EU-Terrorismusliste in Erster Instanz nichtig

... 17.03.2010 00:55 Themen: Repression
In einem Urteil mit weitreichenden Konsequenzen hat das Gericht erster Instanz der Europäischen Gemeinschaften in Luxemburg am 30. September 2009 die Beschlüsse des Europäischen Rats über die Konteneinfrierung und die Eintragung in die EU „Terrorismusliste" bezüglich des philippinischen Politikers und Publizisten Prof. Jose Maria Sison, der im holländischen Exil lebt, für nichtig erklärt. Der Europäische Rat hat entschieden, keine Berufung gegen dieses Urteil einzulegen und Herrn Sison von der Liste zu nehmen.
Herr Sison, der unter anderen auch vom Generalsekretär des ECCHR Wolfgang Kaleck vertreten wurde, wurde zunächst im Oktober 2002 in die Liste aufgenommen. Bereits 2007 urteilte das europäische Gericht erster Instanz, dass die Aufnahme in die Liste gegen Sisons Recht auf ein faires Verfahren (Artikel 6 der Europäischen Menschenrechtskonvention) verstoße, da er ohne jegliche Begründung mit den Sanktionen konfrontiert wurde und ihm damit auch keinerlei Gelegenheit gegeben war, zu den Vorwürfen Stellung zu beziehen.

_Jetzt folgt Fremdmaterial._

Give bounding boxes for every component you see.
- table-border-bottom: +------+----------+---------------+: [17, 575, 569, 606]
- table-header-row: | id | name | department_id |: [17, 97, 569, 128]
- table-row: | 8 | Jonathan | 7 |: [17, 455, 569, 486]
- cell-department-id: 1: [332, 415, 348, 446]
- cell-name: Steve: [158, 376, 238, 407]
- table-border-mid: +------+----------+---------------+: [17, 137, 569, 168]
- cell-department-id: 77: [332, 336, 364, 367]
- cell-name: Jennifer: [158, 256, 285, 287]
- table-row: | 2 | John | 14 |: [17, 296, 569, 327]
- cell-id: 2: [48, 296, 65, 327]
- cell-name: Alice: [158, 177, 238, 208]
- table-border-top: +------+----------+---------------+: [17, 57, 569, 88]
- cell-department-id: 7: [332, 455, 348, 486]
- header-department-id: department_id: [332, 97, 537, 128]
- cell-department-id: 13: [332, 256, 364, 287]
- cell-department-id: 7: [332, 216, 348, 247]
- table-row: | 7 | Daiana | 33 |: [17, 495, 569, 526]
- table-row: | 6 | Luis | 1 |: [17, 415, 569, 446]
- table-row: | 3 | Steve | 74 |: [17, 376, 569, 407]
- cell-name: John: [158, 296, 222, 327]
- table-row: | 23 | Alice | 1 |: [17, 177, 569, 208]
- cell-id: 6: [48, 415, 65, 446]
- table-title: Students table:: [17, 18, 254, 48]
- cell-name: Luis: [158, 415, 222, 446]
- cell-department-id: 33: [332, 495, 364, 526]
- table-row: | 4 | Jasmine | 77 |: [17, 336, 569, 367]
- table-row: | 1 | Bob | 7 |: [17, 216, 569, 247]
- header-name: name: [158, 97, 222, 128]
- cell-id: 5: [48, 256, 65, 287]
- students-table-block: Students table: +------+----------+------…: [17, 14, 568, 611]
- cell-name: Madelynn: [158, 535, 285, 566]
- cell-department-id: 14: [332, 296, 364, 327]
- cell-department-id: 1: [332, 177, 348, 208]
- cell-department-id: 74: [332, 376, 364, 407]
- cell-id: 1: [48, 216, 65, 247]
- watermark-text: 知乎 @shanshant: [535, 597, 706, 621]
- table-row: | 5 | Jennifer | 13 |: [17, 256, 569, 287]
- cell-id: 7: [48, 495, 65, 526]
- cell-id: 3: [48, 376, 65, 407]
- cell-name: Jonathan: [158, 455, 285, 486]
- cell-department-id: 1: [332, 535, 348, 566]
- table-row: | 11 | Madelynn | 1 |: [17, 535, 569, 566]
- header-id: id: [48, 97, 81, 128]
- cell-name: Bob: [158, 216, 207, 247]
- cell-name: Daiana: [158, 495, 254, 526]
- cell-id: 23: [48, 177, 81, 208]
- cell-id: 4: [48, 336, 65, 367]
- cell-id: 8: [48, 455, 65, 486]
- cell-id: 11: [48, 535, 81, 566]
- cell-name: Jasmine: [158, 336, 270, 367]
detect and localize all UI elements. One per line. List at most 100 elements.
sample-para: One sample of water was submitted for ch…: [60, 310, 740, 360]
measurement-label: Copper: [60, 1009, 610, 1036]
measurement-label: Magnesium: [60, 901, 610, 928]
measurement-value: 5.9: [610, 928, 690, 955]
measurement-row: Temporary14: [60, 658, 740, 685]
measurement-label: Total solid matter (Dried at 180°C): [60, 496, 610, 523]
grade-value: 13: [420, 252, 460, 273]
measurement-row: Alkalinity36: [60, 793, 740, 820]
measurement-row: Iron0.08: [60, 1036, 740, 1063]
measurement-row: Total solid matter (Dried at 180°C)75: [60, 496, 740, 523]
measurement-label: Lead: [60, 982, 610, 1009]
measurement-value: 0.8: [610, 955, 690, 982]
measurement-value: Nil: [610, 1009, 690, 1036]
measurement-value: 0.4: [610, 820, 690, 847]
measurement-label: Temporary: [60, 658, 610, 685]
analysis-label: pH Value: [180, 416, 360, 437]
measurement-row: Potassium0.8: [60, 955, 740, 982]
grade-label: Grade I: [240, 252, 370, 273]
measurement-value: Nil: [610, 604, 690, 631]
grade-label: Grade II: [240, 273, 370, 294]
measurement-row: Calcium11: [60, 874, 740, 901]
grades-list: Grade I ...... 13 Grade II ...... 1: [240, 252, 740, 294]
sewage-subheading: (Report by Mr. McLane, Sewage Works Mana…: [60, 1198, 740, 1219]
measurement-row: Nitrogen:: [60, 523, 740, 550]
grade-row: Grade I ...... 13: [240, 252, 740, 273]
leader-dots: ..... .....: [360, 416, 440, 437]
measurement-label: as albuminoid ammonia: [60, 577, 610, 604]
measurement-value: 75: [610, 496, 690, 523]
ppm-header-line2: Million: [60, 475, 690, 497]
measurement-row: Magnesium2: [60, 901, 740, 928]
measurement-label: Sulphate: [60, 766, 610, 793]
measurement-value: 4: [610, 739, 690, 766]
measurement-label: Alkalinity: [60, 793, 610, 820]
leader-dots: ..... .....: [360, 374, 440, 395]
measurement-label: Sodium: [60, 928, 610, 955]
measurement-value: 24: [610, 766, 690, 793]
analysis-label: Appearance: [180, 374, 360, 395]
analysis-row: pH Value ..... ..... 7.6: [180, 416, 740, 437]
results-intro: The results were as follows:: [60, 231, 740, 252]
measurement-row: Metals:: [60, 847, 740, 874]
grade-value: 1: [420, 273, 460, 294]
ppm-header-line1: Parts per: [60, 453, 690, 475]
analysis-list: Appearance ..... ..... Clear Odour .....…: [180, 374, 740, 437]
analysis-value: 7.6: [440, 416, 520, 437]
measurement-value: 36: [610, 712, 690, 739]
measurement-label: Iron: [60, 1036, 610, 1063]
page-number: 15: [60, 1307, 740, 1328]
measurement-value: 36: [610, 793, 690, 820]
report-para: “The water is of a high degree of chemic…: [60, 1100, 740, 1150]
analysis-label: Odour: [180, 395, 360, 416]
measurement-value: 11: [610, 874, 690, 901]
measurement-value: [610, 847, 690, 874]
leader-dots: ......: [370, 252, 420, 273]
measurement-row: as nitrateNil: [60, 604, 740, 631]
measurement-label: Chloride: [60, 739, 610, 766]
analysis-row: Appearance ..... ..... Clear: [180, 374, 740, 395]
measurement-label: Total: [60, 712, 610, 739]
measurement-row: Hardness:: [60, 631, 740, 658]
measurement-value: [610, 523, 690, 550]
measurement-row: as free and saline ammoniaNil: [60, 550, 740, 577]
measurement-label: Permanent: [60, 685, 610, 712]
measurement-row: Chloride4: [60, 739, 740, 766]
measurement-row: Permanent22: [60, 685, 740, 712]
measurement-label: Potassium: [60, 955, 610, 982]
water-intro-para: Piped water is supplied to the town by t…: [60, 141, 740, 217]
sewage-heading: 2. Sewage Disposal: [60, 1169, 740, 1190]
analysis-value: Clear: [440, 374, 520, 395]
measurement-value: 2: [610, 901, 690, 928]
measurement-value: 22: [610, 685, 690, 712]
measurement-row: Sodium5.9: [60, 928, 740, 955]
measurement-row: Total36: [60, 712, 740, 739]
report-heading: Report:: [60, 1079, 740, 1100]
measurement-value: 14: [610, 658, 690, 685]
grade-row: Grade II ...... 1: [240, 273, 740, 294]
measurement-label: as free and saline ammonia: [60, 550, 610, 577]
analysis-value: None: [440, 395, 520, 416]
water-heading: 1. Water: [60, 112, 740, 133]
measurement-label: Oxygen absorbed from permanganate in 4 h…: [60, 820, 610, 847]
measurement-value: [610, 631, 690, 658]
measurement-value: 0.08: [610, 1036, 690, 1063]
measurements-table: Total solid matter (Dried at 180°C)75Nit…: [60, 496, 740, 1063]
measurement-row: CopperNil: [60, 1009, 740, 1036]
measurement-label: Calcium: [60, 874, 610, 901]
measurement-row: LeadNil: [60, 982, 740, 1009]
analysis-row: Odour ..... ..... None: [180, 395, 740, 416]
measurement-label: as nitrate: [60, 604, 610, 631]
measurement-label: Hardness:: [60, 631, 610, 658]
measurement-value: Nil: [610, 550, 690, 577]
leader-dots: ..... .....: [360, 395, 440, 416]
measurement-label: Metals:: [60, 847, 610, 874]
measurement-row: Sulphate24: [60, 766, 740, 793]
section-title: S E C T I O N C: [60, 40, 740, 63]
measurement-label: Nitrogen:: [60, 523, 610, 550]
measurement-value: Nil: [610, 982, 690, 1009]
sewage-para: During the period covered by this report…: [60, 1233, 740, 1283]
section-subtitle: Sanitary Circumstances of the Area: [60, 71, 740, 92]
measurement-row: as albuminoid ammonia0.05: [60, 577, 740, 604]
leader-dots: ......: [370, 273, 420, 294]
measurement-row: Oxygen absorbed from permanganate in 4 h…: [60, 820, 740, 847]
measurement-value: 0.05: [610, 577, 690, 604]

Die EU ließ Herrn Sison als Reaktion auf das erste Urteil eine Begründung zukommen, in der sie äußerst knapp ihre Entscheidungen und seinen Verbleib auf der Liste erklärt. Sisons Verteidiger unter Leitung des belgischen Rechtsanwaltes Jan Fermon stellten daraufhin einen erneuten Antrag, in dem alle Anschuldigungen in der Begründung der EU widerlegt wurden und ferner herausgestellt wurde, dass die Aufnahme in die EU-Liste im Wesentlichen auf einer Entscheidung der holländischen Regierung beruhten.

Entsprechend dem EU-Recht ist der Europäische Rat befugt, solche Gruppen oder Individuen in die Terrorismusliste aufzunehmen, bezüglich derer eine Entscheidung einer zuständigen Behörde vorliegt, die mit der Untersuchung einer versuchten oder begangenen terroristischen Handlung betraut war. Diese Entscheidung wiederum muss aus „glaubhaften Beweisen" resultieren.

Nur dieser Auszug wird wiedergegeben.